EDITORIAL: According to media reports and personal accounts, street crime is on the rise in Pakistan, particularly in its urban centres such as Karachi, Lahore and Islamabad.
Although it is not an entirely new development or challenge, as of today it is a symptom of a deeper malaise in our society, stemming from issues of growing inequality, poverty and unemployment.
And, there are also gangs who rule the streets almost unchallenged – their presence in there is as much in agreement with law-enforcing elements as lack of wherewithal to go after them. Take the case of Karachi, the country’s largest urban center, where some statistics claim the rate of street crime has come down from its peak some years back. But it is there nonetheless.
According to the Citizens-Police Liaison Committee (CPLC), Karachi has witnessed an alarming increase in street crime. More alarmingly, people are shot dead by robbers for putting up resistance. During the first three months of the year 2023, more than 21,000 cases were reported, though the number of unreported cases must be much higher.
Robbers took lives of as many as 34 people and injured 150, while the number of incidents of snatching of cars, motorcycles and mobile phones cases crossed the 20,000 mark.
Last year, the robbers had killed 100 people and injured over 4,000. Just what happened on a single day, last Monday, is a fearful account of the growing menace of street crime in the Nation’s Capital. On that very day three persons were robbed in Islamabad-Rawalpindi.
A group of five people came to a grocery store near Golra police station and deprived the shopkeeper of Rs. 400,000. An armed robber entered a house in F-10/2, but by posing mobile phone as pistol the residents forced him to surrender and handed him over to the police. Luckily, the robber was not lynched by the angry residents as sometimes happens in such cases.
Meanwhile, a trader from Sargodha was robbed of Rs 8.4 million by four robbers and an expatriate lady was deprived of 2,400 British pounds and gold jewellery worth over Rs 1 million while traveling from Islamabad International Airport. The plight of people in other urban centers, including Punjab’s capital Lahore, is equally profound.
All of it that happens on the streets ruled by muggers, robbers and gangsters should not happen. But it does.
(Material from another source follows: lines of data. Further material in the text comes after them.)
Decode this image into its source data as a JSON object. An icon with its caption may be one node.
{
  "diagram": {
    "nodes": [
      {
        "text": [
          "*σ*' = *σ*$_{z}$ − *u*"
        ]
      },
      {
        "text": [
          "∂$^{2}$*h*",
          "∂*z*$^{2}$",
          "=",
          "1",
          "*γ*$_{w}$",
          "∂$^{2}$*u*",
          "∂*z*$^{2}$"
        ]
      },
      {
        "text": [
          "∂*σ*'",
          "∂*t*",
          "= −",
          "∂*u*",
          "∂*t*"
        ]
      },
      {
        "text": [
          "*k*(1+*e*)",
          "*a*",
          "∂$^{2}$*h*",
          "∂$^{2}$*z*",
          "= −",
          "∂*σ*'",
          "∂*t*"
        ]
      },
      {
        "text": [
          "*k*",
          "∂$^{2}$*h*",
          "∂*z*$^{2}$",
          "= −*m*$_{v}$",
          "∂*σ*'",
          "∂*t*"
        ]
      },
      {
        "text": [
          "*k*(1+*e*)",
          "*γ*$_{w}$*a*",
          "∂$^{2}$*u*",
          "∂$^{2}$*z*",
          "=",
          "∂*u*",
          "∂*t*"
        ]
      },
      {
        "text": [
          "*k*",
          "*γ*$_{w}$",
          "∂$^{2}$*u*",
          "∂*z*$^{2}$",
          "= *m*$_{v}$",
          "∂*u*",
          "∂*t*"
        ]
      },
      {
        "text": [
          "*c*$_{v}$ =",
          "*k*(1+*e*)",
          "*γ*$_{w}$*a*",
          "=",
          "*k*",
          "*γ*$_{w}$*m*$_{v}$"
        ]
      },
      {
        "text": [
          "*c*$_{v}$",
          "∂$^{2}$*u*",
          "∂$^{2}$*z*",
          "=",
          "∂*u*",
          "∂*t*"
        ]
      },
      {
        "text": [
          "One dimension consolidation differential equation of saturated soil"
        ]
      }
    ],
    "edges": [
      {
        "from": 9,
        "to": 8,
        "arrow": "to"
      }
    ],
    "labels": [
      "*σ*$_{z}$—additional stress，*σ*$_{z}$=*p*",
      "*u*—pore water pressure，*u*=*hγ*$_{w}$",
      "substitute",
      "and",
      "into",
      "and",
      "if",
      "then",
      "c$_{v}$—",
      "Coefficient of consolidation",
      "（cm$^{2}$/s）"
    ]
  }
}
Not only is it an easy way to become rich, it is there because a kind Dickinsonian ambience tends to prevail in today’s Pakistan.
Given the unprecedented rise in inflation, large-scale unemployment and growing hopelessness bred by the national political failure, quite a big chunk of Pakistanis is left with no option but to beg and steal.
It is a kind of inflation-crime nexus in Pakistan, and it plays out on roads, parks and open public places at times by way of mugging on streets and at times in the form of car and bike snatchings, drug dealings, abductions for ransom, and prostitution. Of course, these are crimes and should be severely dealt with by police and courts.
But is it all that should be done to curb this challenge? No, we should go into the causes that have created this demon, and not only by dishing out BISP (Benazir Income Support Programme) handouts, organizing lungers and carrying our distribution of free wheat flour, but by putting the national economy back on its firm footing. And for that the national politics have to be retrieved from its viciously prevalent form of ‘give me power or give me death’.